Results indicated that pigs receiving diets with antibiotics or lysozyme grew at a faster rate for the duration of the trial (28-days post-weaning) compared to control pigs (318, 320 versus 288 grams per day, respectively; P < 0.05), regardless of nursery environment (P > 0.05). The indirect immune challenge (from the unclean room environment) did not alter growth performance from days 0 to 14 of treatment but decreased growth from days 14 to 28 of the study (415 versus 445 grams per day; P < 0.05).
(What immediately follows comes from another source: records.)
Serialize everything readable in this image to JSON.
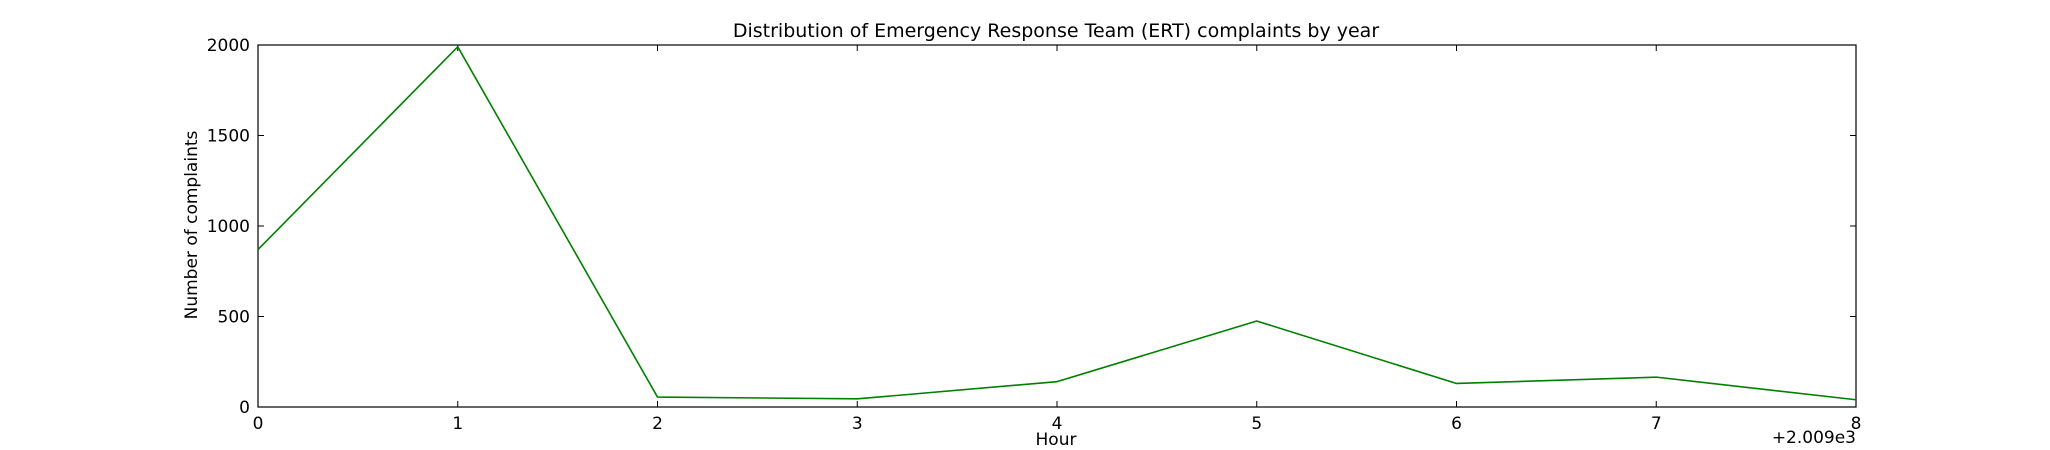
{
  "chart_data": {
    "type": "line",
    "title": "Distribution of  Emergency Response Team (ERT) complaints by year",
    "xlabel": "Hour",
    "ylabel": "Number of complaints",
    "x_offset_text": "+2.009e3",
    "x": [
      2009,
      2010,
      2011,
      2012,
      2013,
      2014,
      2015,
      2016,
      2017
    ],
    "xlim": [
      2009,
      2017
    ],
    "x_ticks": [
      2009,
      2010,
      2011,
      2012,
      2013,
      2014,
      2015,
      2016,
      2017
    ],
    "x_tick_labels": [
      "0",
      "1",
      "2",
      "3",
      "4",
      "5",
      "6",
      "7",
      "8"
    ],
    "ylim": [
      0,
      2000
    ],
    "y_ticks": [
      0,
      500,
      1000,
      1500,
      2000
    ],
    "y_tick_labels": [
      "0",
      "500",
      "1000",
      "1500",
      "2000"
    ],
    "grid": false,
    "series": [
      {
        "color": "#008000",
        "values": [
          870,
          1990,
          55,
          45,
          140,
          475,
          130,
          165,
          40
        ]
      }
    ]
  }
}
Feed intake was not altered by the nursery environment or dietary treatments, but feed efficiency was worsened by the indirect immune challenge (P < 0.05) and improved by both antibiotics and lysozyme treatment (P < 0.01).
In addition, the immune challenge did not alter nutrient accretion, but antibiotics and lysozyme decreased accretion of whole-body lipid (P < 0.01) and tended to increase accretion of protein (P < 0.09). Blood levels of tumor necrosis factor-α (TNF-α; P < 0.01), haptoglobin (P < 0.09), and C-reactive protein (CRP; P < 0.01) were higher due to the indirect immune challenge compared to pigs reared in the clean nursery (P < 0.05). In addition, pigs consuming antibiotics or lysozyme had lower TNF-α, haptoglobin and CRP compared to control pigs, regardless of nursery environment (P < 0.04).
Thus, it appears lysozyme is a suitable alternative to antibiotics in piglet diets.